• mummer •
mêm-êr • Hear it!
Part of Speech: Noun
Meaning: 1. A mime, a pantomime. 2. A brightly, indeed, fantastically costumed merrymaker at a festival.
Notes: The behavior of a mummer in either sense of today's Good Word is mummery. This noun can also refer to the costumes of merrymaking mummers. These mummers are prevalent in Thanksgiving and Fourth of July parades, where they generally march as flamboyant, high-stepping bands.
In Play: When Americans think of mummers today, they usually think of the high-stepping bands in gonzo costumes from the Philadelphia area: "I think the high school band's new uniforms are too flashy; they almost look like mummers." Of course, we may hyperbolize with this word whenever we see any outlandish or flamboyant outfit on someone: "Maude Lynn Dresser came to the party looking like a run-down mummer who had just stepped out of the 18th century!"

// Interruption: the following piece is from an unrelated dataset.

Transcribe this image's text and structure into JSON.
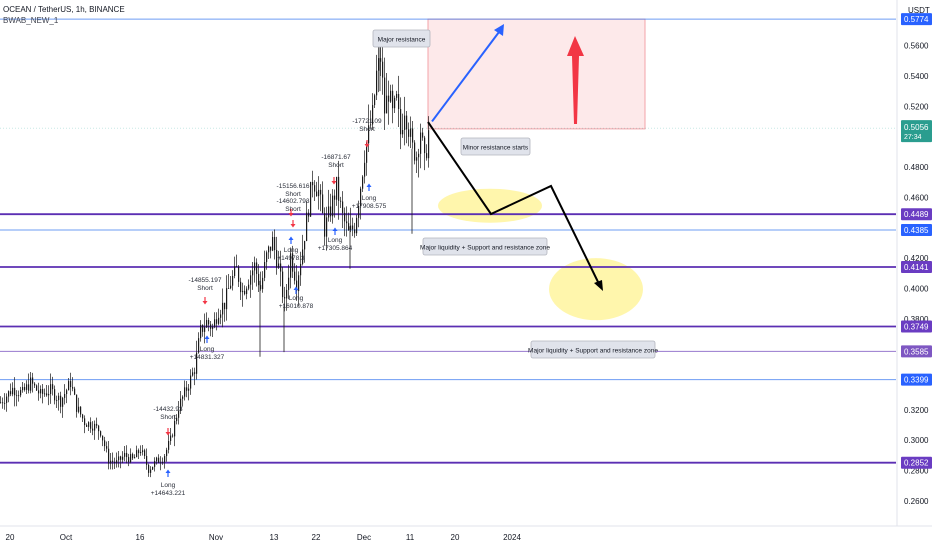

Word History: Today's Good Word is the word mum "silent, silence" with the suffix -er, which often doubles a final consonant (see also runner and quitter). Mum in this sense is onomatopoetic since it is pronounced by clinching the lips. It also underlies mumble. Where the second sense came from is a question with a bit more tangled answer. This sense may have resulted from an association with the word mime, inherited from Greek mimos via Latin mimus and French mime. Mimes are silent, but they do wear costumes. Costumes are also implied by Dutch mommen "disguise" and French momerie "masquerade, masked ball", either of which could be the source of mummer in the second sense. (Today's Good Word was suggested by Michael A. Salsburg, a member of the Ferko String Band, which you can always watch in a Fourth of July parade near Philadelphia.)